PHP variables and scope

In php variables have scope (don't all languages)...

A variable declared outside of a function will not be available inside of a function, unless be declare it inside the function with the global command.



Anyway, the below serves as a personal reminder.

If we take $loggedIn for example, this would not work when the function is called if we didn't have the global $loggedIn statement, unlike the Python and Java examples for reference below.


<?php
$loggedIn=True;

function setLoginIcon()
 {
  global $loggedIn;

  if ($loggedIn)
    {
    echo 'True';
}
else
{
echo 'False';
}
 }
?>

Also note that declaring a variable static inside a function will make it available outside the function.

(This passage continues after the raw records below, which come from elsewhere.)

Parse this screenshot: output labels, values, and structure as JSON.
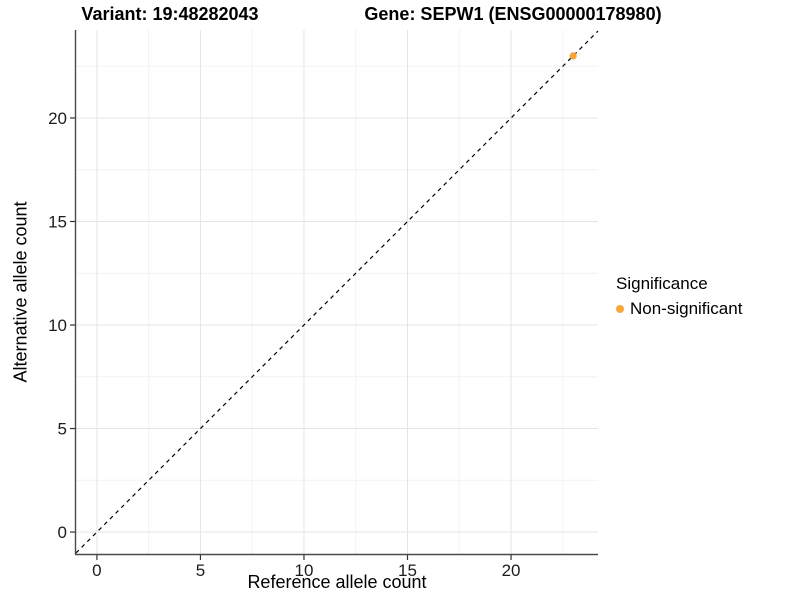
{
  "titles": {
    "left": "Variant: 19:48282043",
    "right": "Gene: SEPW1 (ENSG00000178980)"
  },
  "chart_data": {
    "type": "scatter",
    "title_left": "Variant: 19:48282043",
    "title_right": "Gene: SEPW1 (ENSG00000178980)",
    "xlabel": "Reference allele count",
    "ylabel": "Alternative allele count",
    "xlim": [
      -1.01,
      24.2
    ],
    "ylim": [
      -1.06,
      24.25
    ],
    "xticks": [
      0,
      5,
      10,
      15,
      20
    ],
    "yticks": [
      0,
      5,
      10,
      15,
      20
    ],
    "xtick_labels": [
      "0",
      "5",
      "10",
      "15",
      "20"
    ],
    "ytick_labels": [
      "0",
      "5",
      "10",
      "15",
      "20"
    ],
    "minor_xticks": [
      2.5,
      7.5,
      12.5,
      17.5,
      22.5
    ],
    "minor_yticks": [
      2.5,
      7.5,
      12.5,
      17.5,
      22.5
    ],
    "grid": true,
    "legend_position": "right",
    "reference_line": {
      "type": "identity",
      "equation": "y = x",
      "style": "dashed",
      "color": "#000000"
    },
    "series": [
      {
        "name": "Non-significant",
        "color": "#FAA43C",
        "points": [
          {
            "x": 23,
            "y": 23
          }
        ]
      }
    ]
  },
  "legend": {
    "title": "Significance",
    "items": [
      {
        "label": "Non-significant",
        "color": "#FAA43C"
      }
    ]
  },
  "colors": {
    "background": "#ffffff",
    "grid_major": "#e4e4e4",
    "grid_minor": "#f2f2f2",
    "axis_line": "#4a4a4a",
    "tick_mark": "#333333",
    "tick_label": "#1c1c1c",
    "point": "#FAA43C",
    "dashed_line": "#000000"
  }
}
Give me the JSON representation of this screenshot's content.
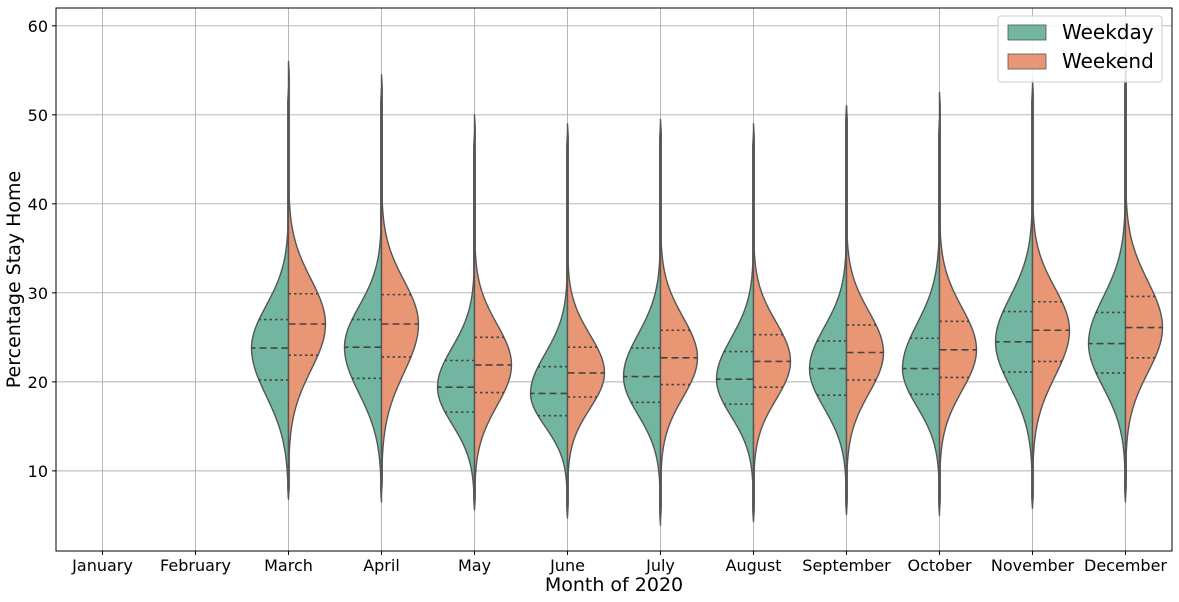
{
  "chart_data": {
    "type": "violin",
    "xlabel": "Month of 2020",
    "ylabel": "Percentage Stay Home",
    "ylim": [
      1,
      62
    ],
    "yticks": [
      10,
      20,
      30,
      40,
      50,
      60
    ],
    "grid": true,
    "legend_placement": "top-right",
    "categories": [
      "January",
      "February",
      "March",
      "April",
      "May",
      "June",
      "July",
      "August",
      "September",
      "October",
      "November",
      "December"
    ],
    "series": [
      {
        "name": "Weekday",
        "color": "#72b6a1",
        "values": [
          null,
          null,
          {
            "min": 6.8,
            "q1": 20.2,
            "median": 23.8,
            "q3": 27.0,
            "max": 53.0,
            "density_max": 0.115
          },
          {
            "min": 6.5,
            "q1": 20.4,
            "median": 23.9,
            "q3": 27.0,
            "max": 53.0,
            "density_max": 0.115
          },
          {
            "min": 5.6,
            "q1": 16.6,
            "median": 19.4,
            "q3": 22.4,
            "max": 48.0,
            "density_max": 0.12
          },
          {
            "min": 4.7,
            "q1": 16.2,
            "median": 18.7,
            "q3": 21.7,
            "max": 48.0,
            "density_max": 0.125
          },
          {
            "min": 3.9,
            "q1": 17.7,
            "median": 20.6,
            "q3": 23.8,
            "max": 49.0,
            "density_max": 0.12
          },
          {
            "min": 4.3,
            "q1": 17.5,
            "median": 20.3,
            "q3": 23.4,
            "max": 48.0,
            "density_max": 0.12
          },
          {
            "min": 5.1,
            "q1": 18.5,
            "median": 21.5,
            "q3": 24.6,
            "max": 51.0,
            "density_max": 0.115
          },
          {
            "min": 5.0,
            "q1": 18.6,
            "median": 21.5,
            "q3": 24.9,
            "max": 49.5,
            "density_max": 0.115
          },
          {
            "min": 5.8,
            "q1": 21.1,
            "median": 24.5,
            "q3": 27.9,
            "max": 53.0,
            "density_max": 0.11
          },
          {
            "min": 6.5,
            "q1": 21.0,
            "median": 24.3,
            "q3": 27.8,
            "max": 55.0,
            "density_max": 0.11
          }
        ]
      },
      {
        "name": "Weekend",
        "color": "#e99674",
        "values": [
          null,
          null,
          {
            "min": 7.0,
            "q1": 23.0,
            "median": 26.5,
            "q3": 29.9,
            "max": 56.0,
            "density_max": 0.105
          },
          {
            "min": 7.5,
            "q1": 22.8,
            "median": 26.5,
            "q3": 29.8,
            "max": 54.5,
            "density_max": 0.105
          },
          {
            "min": 5.8,
            "q1": 18.8,
            "median": 21.9,
            "q3": 25.0,
            "max": 50.0,
            "density_max": 0.105
          },
          {
            "min": 5.0,
            "q1": 18.3,
            "median": 21.0,
            "q3": 23.9,
            "max": 49.0,
            "density_max": 0.11
          },
          {
            "min": 4.6,
            "q1": 19.7,
            "median": 22.7,
            "q3": 25.8,
            "max": 49.5,
            "density_max": 0.11
          },
          {
            "min": 4.5,
            "q1": 19.4,
            "median": 22.3,
            "q3": 25.3,
            "max": 49.0,
            "density_max": 0.11
          },
          {
            "min": 5.3,
            "q1": 20.2,
            "median": 23.3,
            "q3": 26.4,
            "max": 51.0,
            "density_max": 0.105
          },
          {
            "min": 5.5,
            "q1": 20.5,
            "median": 23.6,
            "q3": 26.8,
            "max": 52.5,
            "density_max": 0.105
          },
          {
            "min": 6.0,
            "q1": 22.3,
            "median": 25.8,
            "q3": 29.0,
            "max": 54.0,
            "density_max": 0.1
          },
          {
            "min": 7.0,
            "q1": 22.7,
            "median": 26.1,
            "q3": 29.6,
            "max": 57.0,
            "density_max": 0.1
          }
        ]
      }
    ]
  }
}
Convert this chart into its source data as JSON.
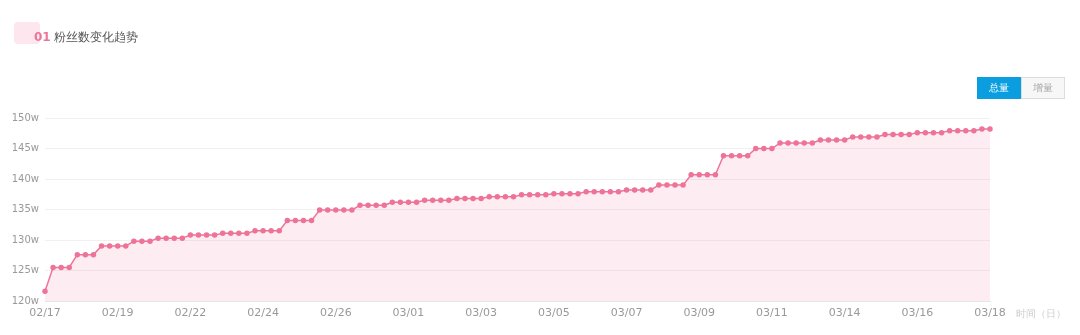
{
  "chart_data": {
    "type": "area",
    "title": "01 粉丝数变化趋势",
    "annotations": [
      "总量",
      "增量"
    ],
    "xlabel": "时间（日）",
    "categories": [
      "02/17",
      null,
      null,
      null,
      null,
      null,
      null,
      null,
      null,
      "02/19",
      null,
      null,
      null,
      null,
      null,
      null,
      null,
      null,
      "02/22",
      null,
      null,
      null,
      null,
      null,
      null,
      null,
      null,
      "02/24",
      null,
      null,
      null,
      null,
      null,
      null,
      null,
      null,
      "02/26",
      null,
      null,
      null,
      null,
      null,
      null,
      null,
      null,
      "03/01",
      null,
      null,
      null,
      null,
      null,
      null,
      null,
      null,
      "03/03",
      null,
      null,
      null,
      null,
      null,
      null,
      null,
      null,
      "03/05",
      null,
      null,
      null,
      null,
      null,
      null,
      null,
      null,
      "03/07",
      null,
      null,
      null,
      null,
      null,
      null,
      null,
      null,
      "03/09",
      null,
      null,
      null,
      null,
      null,
      null,
      null,
      null,
      "03/11",
      null,
      null,
      null,
      null,
      null,
      null,
      null,
      null,
      "03/14",
      null,
      null,
      null,
      null,
      null,
      null,
      null,
      null,
      "03/16",
      null,
      null,
      null,
      null,
      null,
      null,
      null,
      null,
      "03/18"
    ],
    "series": [
      {
        "color": "#ee7399",
        "values": [
          121.6,
          125.5,
          125.5,
          125.5,
          127.6,
          127.6,
          127.6,
          129.0,
          129.0,
          129.0,
          129.0,
          129.8,
          129.8,
          129.8,
          130.3,
          130.3,
          130.3,
          130.3,
          130.8,
          130.8,
          130.8,
          130.8,
          131.1,
          131.1,
          131.1,
          131.1,
          131.5,
          131.5,
          131.5,
          131.5,
          133.2,
          133.2,
          133.2,
          133.2,
          134.9,
          134.9,
          134.9,
          134.9,
          134.9,
          135.7,
          135.7,
          135.7,
          135.7,
          136.2,
          136.2,
          136.2,
          136.2,
          136.5,
          136.5,
          136.5,
          136.5,
          136.8,
          136.8,
          136.8,
          136.8,
          137.1,
          137.1,
          137.1,
          137.1,
          137.4,
          137.4,
          137.4,
          137.4,
          137.6,
          137.6,
          137.6,
          137.6,
          137.9,
          137.9,
          137.9,
          137.9,
          137.9,
          138.2,
          138.2,
          138.2,
          138.2,
          139.0,
          139.0,
          139.0,
          139.0,
          140.7,
          140.7,
          140.7,
          140.7,
          143.8,
          143.8,
          143.8,
          143.8,
          145.0,
          145.0,
          145.0,
          145.9,
          145.9,
          145.9,
          145.9,
          145.9,
          146.4,
          146.4,
          146.4,
          146.4,
          146.9,
          146.9,
          146.9,
          146.9,
          147.3,
          147.3,
          147.3,
          147.3,
          147.6,
          147.6,
          147.6,
          147.6,
          147.9,
          147.9,
          147.9,
          147.9,
          148.2,
          148.2
        ]
      }
    ],
    "ylim": [
      120,
      150
    ],
    "yticks": [
      {
        "value": 120,
        "label": "120w"
      },
      {
        "value": 125,
        "label": "125w"
      },
      {
        "value": 130,
        "label": "130w"
      },
      {
        "value": 135,
        "label": "135w"
      },
      {
        "value": 140,
        "label": "140w"
      },
      {
        "value": 145,
        "label": "145w"
      },
      {
        "value": 150,
        "label": "150w"
      }
    ],
    "grid": "y",
    "marker": "circle",
    "line_style": "solid"
  }
}
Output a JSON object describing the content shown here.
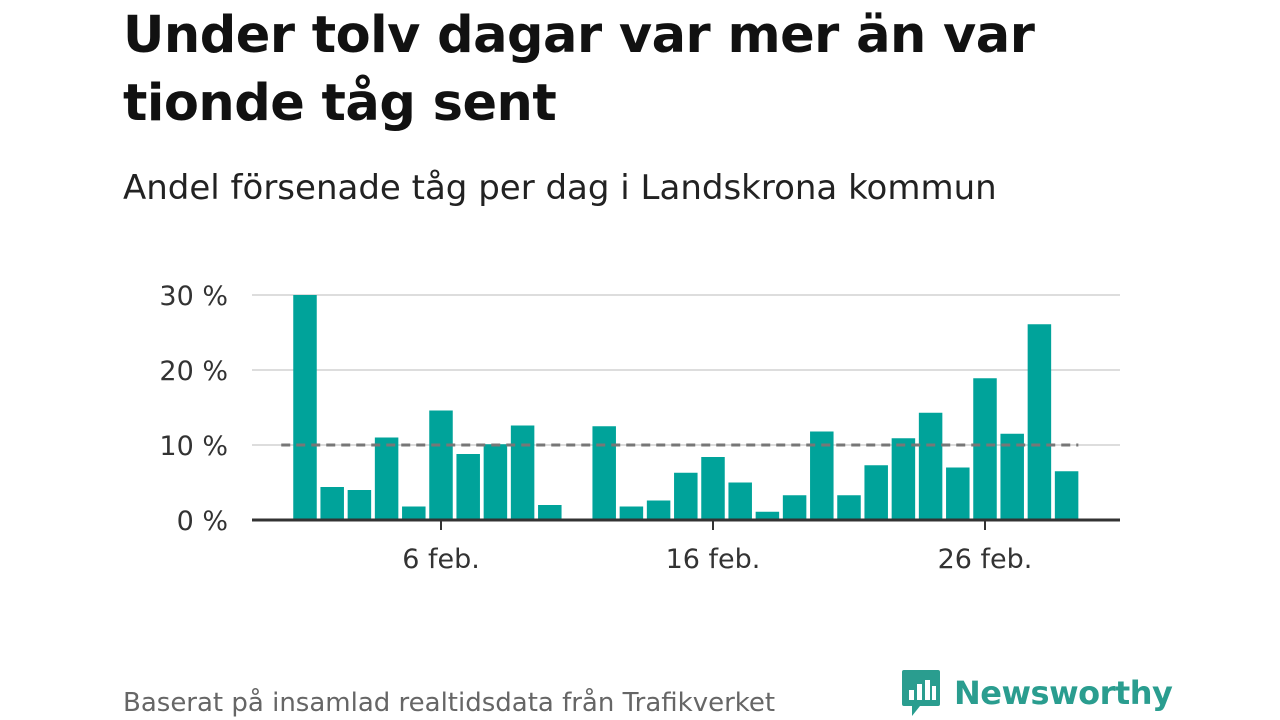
{
  "title": "Under tolv dagar var mer än var tionde tåg sent",
  "subtitle": "Andel försenade tåg per dag i Landskrona kommun",
  "footer": "Baserat på insamlad realtidsdata från Trafikverket",
  "brand": {
    "name": "Newsworthy",
    "icon": "bar-chart-speech-bubble-icon"
  },
  "colors": {
    "bar": "#00a39a",
    "reference_line": "#777777",
    "grid": "#dddddd",
    "axis": "#333333",
    "brand": "#2a9d8f"
  },
  "chart_data": {
    "type": "bar",
    "x_tick_labels": [
      "6 feb.",
      "16 feb.",
      "26 feb."
    ],
    "y_tick_labels": [
      "0 %",
      "10 %",
      "20 %",
      "30 %"
    ],
    "ylim": [
      0,
      30
    ],
    "grid": true,
    "reference_line": 10,
    "bars": [
      {
        "day": "1 feb.",
        "value": 30.0
      },
      {
        "day": "2 feb.",
        "value": 4.4
      },
      {
        "day": "3 feb.",
        "value": 4.0
      },
      {
        "day": "4 feb.",
        "value": 11.0
      },
      {
        "day": "5 feb.",
        "value": 1.8
      },
      {
        "day": "6 feb.",
        "value": 14.6
      },
      {
        "day": "7 feb.",
        "value": 8.8
      },
      {
        "day": "8 feb.",
        "value": 10.1
      },
      {
        "day": "9 feb.",
        "value": 12.6
      },
      {
        "day": "10 feb.",
        "value": 2.0
      },
      {
        "day": "11 feb.",
        "value": null
      },
      {
        "day": "12 feb.",
        "value": 12.5
      },
      {
        "day": "13 feb.",
        "value": 1.8
      },
      {
        "day": "14 feb.",
        "value": 2.6
      },
      {
        "day": "15 feb.",
        "value": 6.3
      },
      {
        "day": "16 feb.",
        "value": 8.4
      },
      {
        "day": "17 feb.",
        "value": 5.0
      },
      {
        "day": "18 feb.",
        "value": 1.1
      },
      {
        "day": "19 feb.",
        "value": 3.3
      },
      {
        "day": "20 feb.",
        "value": 11.8
      },
      {
        "day": "21 feb.",
        "value": 3.3
      },
      {
        "day": "22 feb.",
        "value": 7.3
      },
      {
        "day": "23 feb.",
        "value": 10.9
      },
      {
        "day": "24 feb.",
        "value": 14.3
      },
      {
        "day": "25 feb.",
        "value": 7.0
      },
      {
        "day": "26 feb.",
        "value": 18.9
      },
      {
        "day": "27 feb.",
        "value": 11.5
      },
      {
        "day": "28 feb.",
        "value": 26.1
      },
      {
        "day": "29 feb.",
        "value": 6.5
      }
    ]
  }
}
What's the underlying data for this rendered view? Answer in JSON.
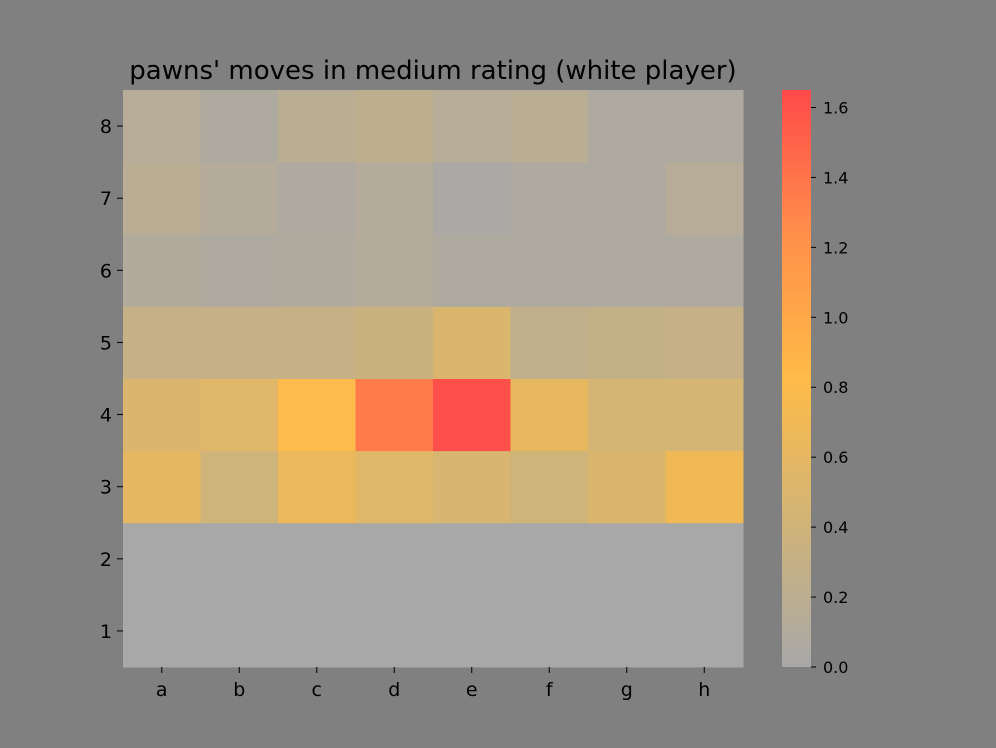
{
  "chart_data": {
    "type": "heatmap",
    "title": "pawns' moves in medium rating (white player)",
    "xlabel": "",
    "ylabel": "",
    "x_categories": [
      "a",
      "b",
      "c",
      "d",
      "e",
      "f",
      "g",
      "h"
    ],
    "y_categories": [
      "1",
      "2",
      "3",
      "4",
      "5",
      "6",
      "7",
      "8"
    ],
    "values": [
      [
        0.0,
        0.0,
        0.0,
        0.0,
        0.0,
        0.0,
        0.0,
        0.0
      ],
      [
        0.0,
        0.0,
        0.0,
        0.0,
        0.0,
        0.0,
        0.0,
        0.0
      ],
      [
        0.6,
        0.4,
        0.65,
        0.55,
        0.48,
        0.4,
        0.5,
        0.7
      ],
      [
        0.5,
        0.55,
        0.8,
        1.35,
        1.62,
        0.62,
        0.45,
        0.45
      ],
      [
        0.3,
        0.3,
        0.3,
        0.35,
        0.5,
        0.25,
        0.28,
        0.3
      ],
      [
        0.1,
        0.07,
        0.08,
        0.12,
        0.07,
        0.07,
        0.07,
        0.07
      ],
      [
        0.18,
        0.12,
        0.06,
        0.12,
        0.03,
        0.06,
        0.06,
        0.15
      ],
      [
        0.14,
        0.07,
        0.18,
        0.22,
        0.14,
        0.18,
        0.06,
        0.06
      ]
    ],
    "colorbar": {
      "min": 0.0,
      "max": 1.65,
      "ticks": [
        0.0,
        0.2,
        0.4,
        0.6,
        0.8,
        1.0,
        1.2,
        1.4,
        1.6
      ],
      "tick_labels": [
        "0.0",
        "0.2",
        "0.4",
        "0.6",
        "0.8",
        "1.0",
        "1.2",
        "1.4",
        "1.6"
      ],
      "colors": [
        "#a8a8a8",
        "#d0b478",
        "#ffbb47",
        "#ff8f4a",
        "#ff4a4a"
      ]
    },
    "grid": false
  }
}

As an example of how, say Python is different, see below;

a = True
def myFunction():    
   if (a):        
      print("True")    
   else:        
      print("False")
      
myFunction()

Similarly, see below for a Java example;

public class JavaApplication20
{
    boolean a = true;
    public void myFunction()
    {
        if (a)
        {
            System.out.println("True");  
        }
        else
        {
            System.out.println("False"); 
        }
        
    }


    public static void main(String[] args)
    {
        JavaApplication20 a = new JavaApplication20();
        a.myFunction();
    }    
}

On another note, scope for local variables should generally be considered to be within the bounds of which is was created/declared, see the following example in C;

#include <stdio.h>

int main()
{
    int a=5; // local var a set to 5
    printf("I'm a local: %d addr: %d\n", a, &a);

    if (1)
    {
        // We'll always run...
        int a=10; // local var a set to 10
        printf("I'm also a local: %d addr: %d\n", a, &a);
    }
   
    // which local var will we print here...
    printf("finally, %d addr: %d", a, &a);
    return 0;
}

In the above we see that the address of the variable inside the if statement is different from the other.